Each week the Wide Open Country staff rounds up our favorite newly released country and Americana songs. Here are five new songs we can't stop listening to this week.
"Sweet Emmylou," Erin Enderlin
Okie isn't the only must-hear new release featuring the familiar voice of Vince Gill. Country music's patron saint of sensitivity and his fellow bluegrass prodigy turned roots music ambassador Alison Krauss guest on songwriter Erin Enderlin's ode to Emmylou Harris, "Sweet Emmylou." Enderlin's lead character finds that the only cure for a broken heart involved dusting off Harris records whenever "he's gone again, like the 'Hickory Wind'"-- a brilliantly done reference to Harris' former creative and romantic partner Gram Parsons. The song appears on Enderlin's third digital EP of the year, Whatever Gets You Through the Night.
--Bobby Moore
"I'm Afraid," Jason Hawk Harris
Jason Hawk Harris' debut solo album includes a raucous revisiting of alt-country for former church kids. Like many of us with similar upbringings, Harris drifted from his family's faith in college, only to rediscover religion without the rhetoric. It's three chords, in the punk rock and old country music sense, plus harsh doses of the truth about the doubts and fears faced by even the most devout believers.
--Bobby Moore
"Seminole Wind Calling," Tanya Tucker
It's hard to pick just one song from Tanya Tucker's While I'm Livin'. From start to finish, the Brandi Carlile and Shooter Jennings-produced album does a living legend's nearly 50 years in the public eye justice. Yet one track should stand out to fans of Tucker's '70s output as a teenage sensation. Despite being written recently by Carlile and her twin bandmates Phil and Tim Hanseroth, "Seminole Wind Calling" sounds like a forgotten B-side that's aged gracefully. You could probably convince a knowledgeable country music fan that this song, named for Tucker's hometown of Seminole, Texas, inspired John Anderson's "Seminole Wind."
-- Bobby Moore
"Nothin' Like a Guy Clark Song," Vince Gill
Merle Haggard isn't the only country legend Vince Gill pays tribute to on his recently released Okie.
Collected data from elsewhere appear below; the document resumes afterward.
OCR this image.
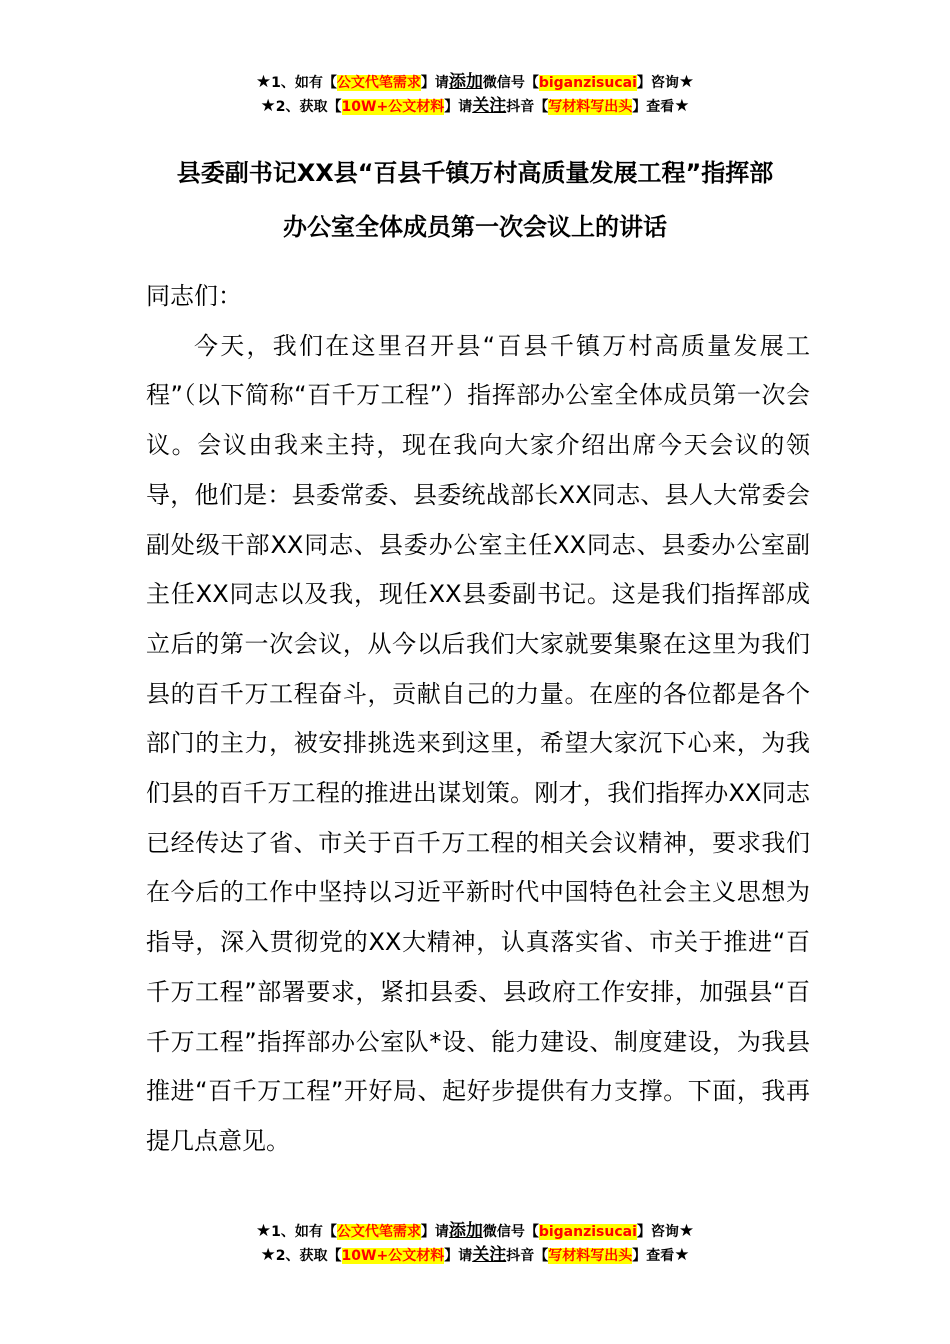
★1、如有【公文代笔需求】请添加微信号【biganzisucai】咨询★
★2、获取【10W+公文材料】请关注抖音【写材料写出头】查看★
县委副书记XX县“百县千镇万村高质量发展工程”指挥部
办公室全体成员第一次会议上的讲话

同志们：

今天，我们在这里召开县“百县千镇万村高质量发展工程”（以下简称“百千万工程”）指挥部办公室全体成员第一次会议。会议由我来主持，现在我向大家介绍出席今天会议的领导，他们是：县委常委、县委统战部长XX同志、县人大常委会副处级干部XX同志、县委办公室主任XX同志、县委办公室副主任XX同志以及我，现任XX县委副书记。这是我们指挥部成立后的第一次会议，从今以后我们大家就要集聚在这里为我们县的百千万工程奋斗，贡献自己的力量。在座的各位都是各个部门的主力，被安排挑选来到这里，希望大家沉下心来，为我们县的百千万工程的推进出谋划策。刚才，我们指挥办XX同志已经传达了省、市关于百千万工程的相关会议精神，要求我们在今后的工作中坚持以习近平新时代中国特色社会主义思想为指导，深入贯彻党的XX大精神，认真落实省、市关于推进“百千万工程”部署要求，紧扣县委、县政府工作安排，加强县“百千万工程”指挥部办公室队*设、能力建设、制度建设，为我县推进“百千万工程”开好局、起好步提供有力支撑。下面，我再提几点意见。

★1、如有【公文代笔需求】请添加微信号【biganzisucai】咨询★
★2、获取【10W+公文材料】请关注抖音【写材料写出头】查看★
The Country Music Hall of Fame member tips his hat to another hero -- the late Guy Clark -- on the reverent "Nothin' Like A Guy Clark Song." Gill, himself now an idol to a new generation of poets and troubadours, offers up lyrical symbols of Clark's greatness -- from old blue shirts and Randall knifes to Sis Draper and Rita Ballou -- like a prayer. The last verse nods to Clark's own reflection on mortality, "Desperadoes Waiting For a Train," and another old friend of Gill and Guy's, Rodney Crowell. "What do you do when your heroes die? Man, you let 'em roll/ You let 'em fly," Gill sings. "'Cause desperadoes don't worry or wonder why/ Well, son of a bitch, old Rodney's gonna miss you, Guy."
--Bobbie Jean Sawyer
"Storybook," Leslie Stevens
Leslie Stevens' Sinner is one of the best albums I've heard this year and the gently rolling "Storybook," a cosmic country Alice and Wonderland trip through the looking glass where "love is real and everything else is an illusion," is the perfect intro to the brilliant 10-song collection.